AGENDA CULTURAL

13.5.23

Flávio Dino, o vingador

Sérgio Lírio - Carta Capital 

O presidente Lula, dizem, anda satisfeito com o desempenho do ministro da Justiça, Flávio Dino. Não sem razão. De certo modo, o ex-governador do Maranhão deu a volta por cima e passou a ser a estrela mais brilhante da constelação governista em Brasília. Nas horas subsequentes aos atos terroristas de 8 de janeiro, quando Dino pareceu momentaneamente vacilar na reação aos acontecimentos, houve quem vaticinasse seu fracasso absoluto e a demissão precoce.

O tempo deu-lhe razão. Enquanto o mundo desabava ao redor e os corvos se agitavam, o ministro organizava a reação que impediu os militares de depositar na Praça dos Três Poderes um cavalo de Troia, o decreto de GLO que daria poder aos generais para consumar o golpe.

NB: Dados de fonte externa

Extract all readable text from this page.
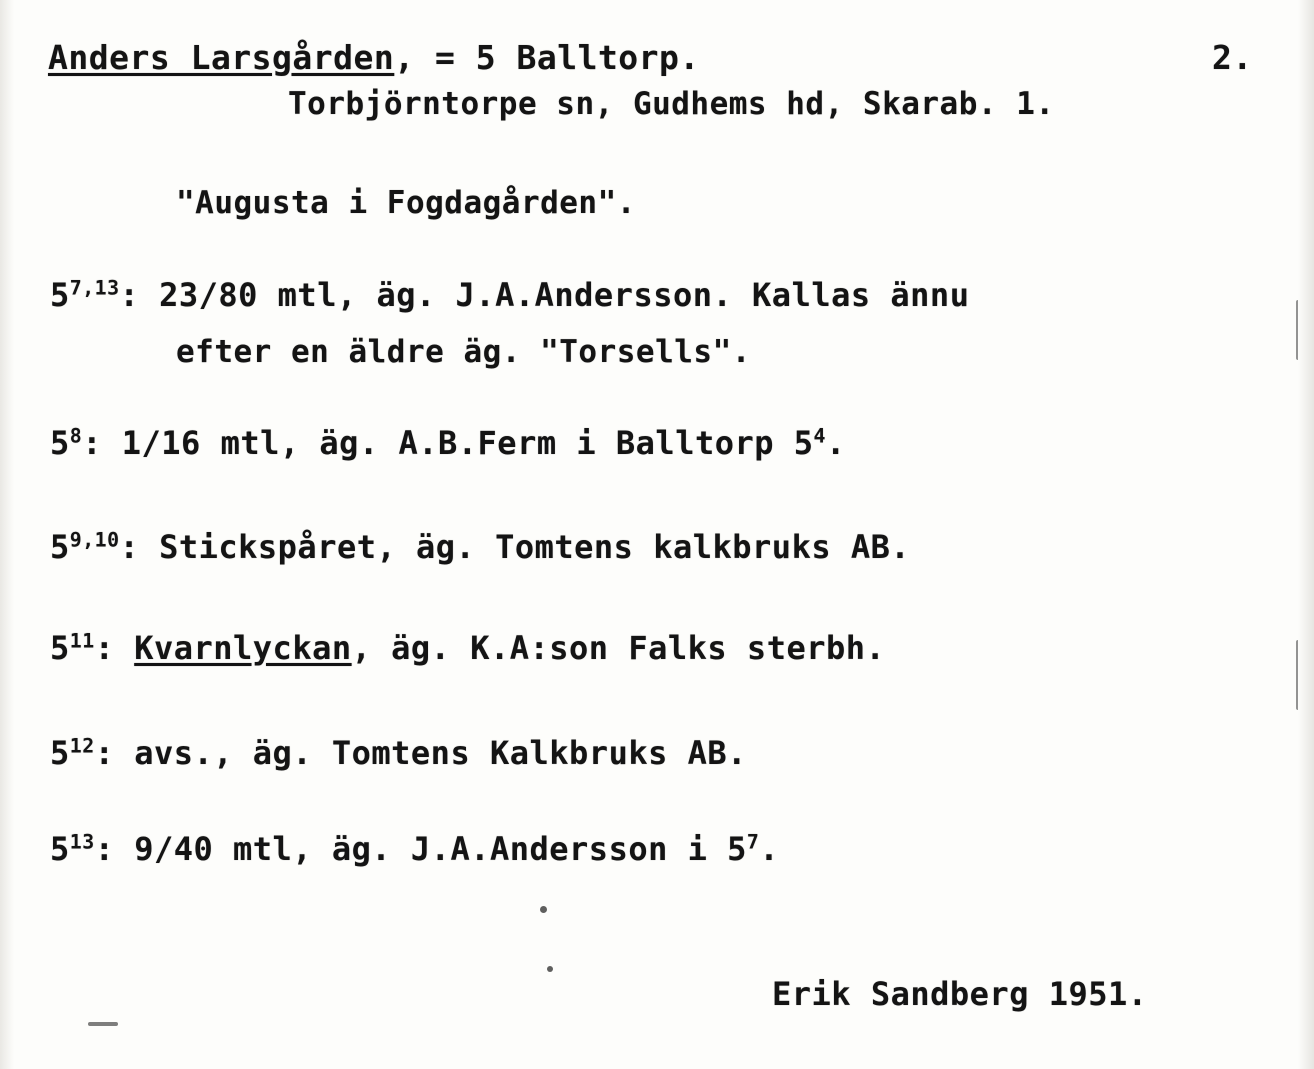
Anders Larsgården, = 5 Balltorp.	2.
Torbjörntorpe sn, Gudhems hd, Skarab. 1.
"Augusta i Fogdagården".
5$^{7,13}$: 23/80 mtl, äg. J.A.Andersson. Kallas ännu
efter en äldre äg. "Torsells".
$5^8$: 1/16 mtl, äg. A.B.Ferm i Balltorp $5^4$.
5$^{9,10}$: Stickspåret, äg. Tomtens kalkbruks AB.
$5^{11}$: Kvarnlyckan, äg. K.A:son Falks sterbh.
$5^{12}$: avs., äg. Tomtens Kalkbruks AB.
$5^{13}$: 9/40 mtl, äg. J.A.Andersson i $5^7$.
Erik Sandberg 1951.
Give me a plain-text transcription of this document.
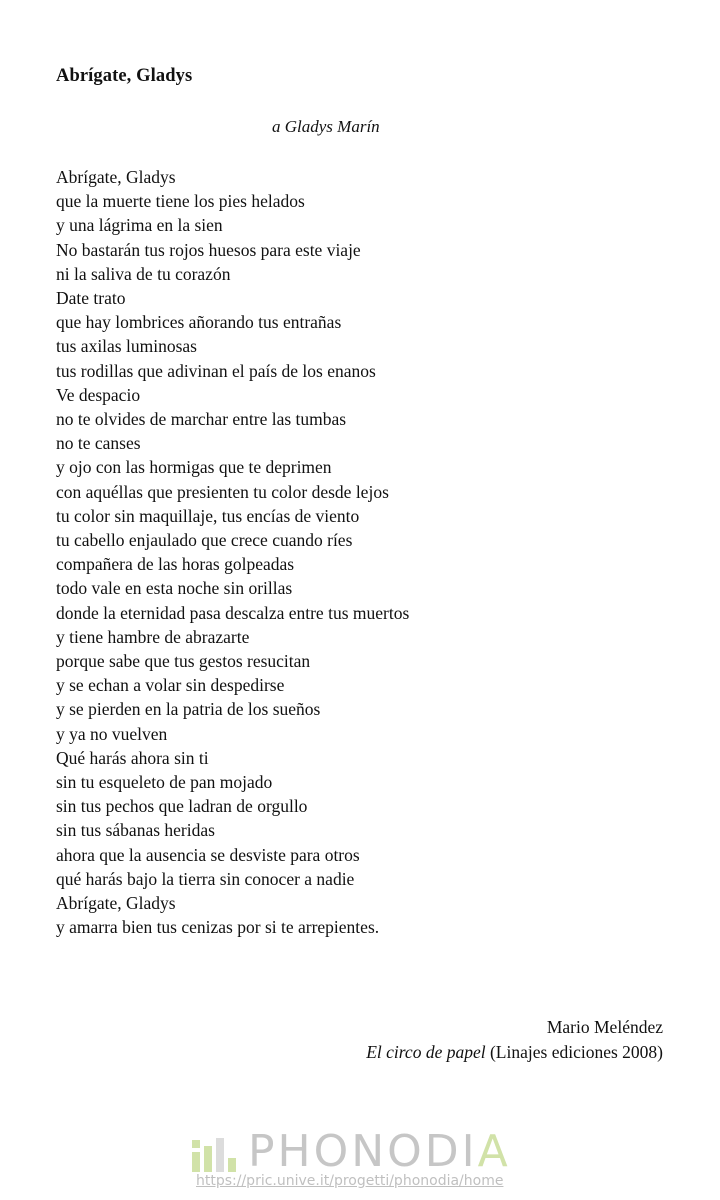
Abrígate, Gladys
a Gladys Marín
Abrígate, Gladys
que la muerte tiene los pies helados
y una lágrima en la sien
No bastarán tus rojos huesos para este viaje
ni la saliva de tu corazón
Date trato
que hay lombrices añorando tus entrañas
tus axilas luminosas
tus rodillas que adivinan el país de los enanos
Ve despacio
no te olvides de marchar entre las tumbas
no te canses
y ojo con las hormigas que te deprimen
con aquéllas que presienten tu color desde lejos
tu color sin maquillaje, tus encías de viento
tu cabello enjaulado que crece cuando ríes
compañera de las horas golpeadas
todo vale en esta noche sin orillas
donde la eternidad pasa descalza entre tus muertos
y tiene hambre de abrazarte
porque sabe que tus gestos resucitan
y se echan a volar sin despedirse
y se pierden en la patria de los sueños
y ya no vuelven
Qué harás ahora sin ti
sin tu esqueleto de pan mojado
sin tus pechos que ladran de orgullo
sin tus sábanas heridas
ahora que la ausencia se desviste para otros
qué harás bajo la tierra sin conocer a nadie
Abrígate, Gladys
y amarra bien tus cenizas por si te arrepientes.
Mario Meléndez
El circo de papel (Linajes ediciones 2008)
PHONODIA
https://pric.unive.it/progetti/phonodia/home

Dino parece ter percebido naquele instante o tamanho do perigo e a urgência de arrancar do solo da República as sementes antidemocráticas. Aprendeu com o episódio, mais do que outros colegas de Esplanada. Desde então, o ministro iniciou uma cruzada contra o ecossistema de ódio e desinformação: dos CACs ilegais aos golpistas, dos celerados no Congresso à hipocrisia das Big Techs. E o faz com firmeza e leveza.

Hay que endurecerse, pero sin perder la ternura jamás”, dizia Che Guevara. E sem perder o humor, acrescentaria o ministro.

Muitos se surpreendem com o tirocínio de Dino. Eu não. Acompanho há muito tempo a trajetória do ex-juiz. Tive a oportunidade de ouvi-lo inúmeras vezes, desde os tempos de deputado federal. Em 2019, quando se tornou o alvo preferencial do desprezo de Jair Bolsonaro pelos nordestinos, escrevi uma reportagem de capa nesta revista intitulada “O inimigo paraíba”. Por três dias, em Brasília e São Luís, acompanhei as andanças do governador e conheci sua história. Ele, mais cristão do que comunista, me mostrou o “presépio” sincrético que enfeitava seu gabinete e no qual São Francisco dividia espaço sem constrangimento com Ho Chi Minh. Imagino que o oratório enfeite sua sala no ministério – qualquer proteção é bem-vinda.

O ministro tem luz própria, é espirituoso e não se acovarda. Diria preparado, se o adjetivo não tivesse sido desmoralizado pelo uso excessivo dos colunistas políticos ao se referir ao tucano José Serra.

Parênteses: até pouco tempo atrás, segundo o jornalismo “profissional”, Serra estava habilitado a assumir qualquer função ou missão no planeta – e em outras galáxias, caso se comprovasse a existência de vida fora da Terra. Presidente da República? Sem dúvida, mas não só.

O Palmeiras precisa de um novo centroavante? Convoquem Serra.

O concílio do Vaticano vai escolher o novo papa? Serra é um santo homem.

Quem é o favorito no Big Brother Brasil? Serra, o popular. Nobel da Paz? De Literatura? De Medicina (que dúvida, ele foi o melhor ministro da Saúde da história do País)? De Física? Química? Mandem todos. Falta um Oscar? Se Walter Salles tivesse escalado Serra no lugar de Fernanda Montenegro para o papel de Dora em “Central do Brasil”, aquela noite de 1999 no Dorothy Chandler Pavilion teria sido diferente.

Desculpe, não poderia deixar passar a oportunidade. Bem, falávamos de Dino. Independentemente dos percalços do governo Lula, das boas, não tão boas e más notícias, o ministro é uma nota à parte e tem proporcionado à distinta e ansiosa plateia alguns instantes de diversão, o que não é pouco. São inúmeras as frases antológicas e cito apenas as mais recentes:

“Se o senhor é da Swat, eu sou dos Vingadores” (resposta ao senador Marcos do Val).

“Fui juiz, nunca fiz conluio com o Ministério Público. Nunca tive sentença anulada” (ao senador Sergio Moro).

“O senhor acredita no que diz, o que é mais grave. Porque o senhor, realmente, parte de um sistema de crenças próprias e singulares que não tem aderência na realidade” (ao deputado Deltan Dallagnol).

Um amigo um tanto empolgado e um tanto tiozão vaticinou: Lula será reeleito em 2026, mas, a partir de 2030, o futuro a Dino pertence.

Será? As águas mal começaram a rolar debaixo da ponte. O curso da história, como sempre, afogará promessas e ambições. Até agora, no entanto, a canoa do ministro navega pelas correntezas sem perder o prumo. Faltam Dinos no governo.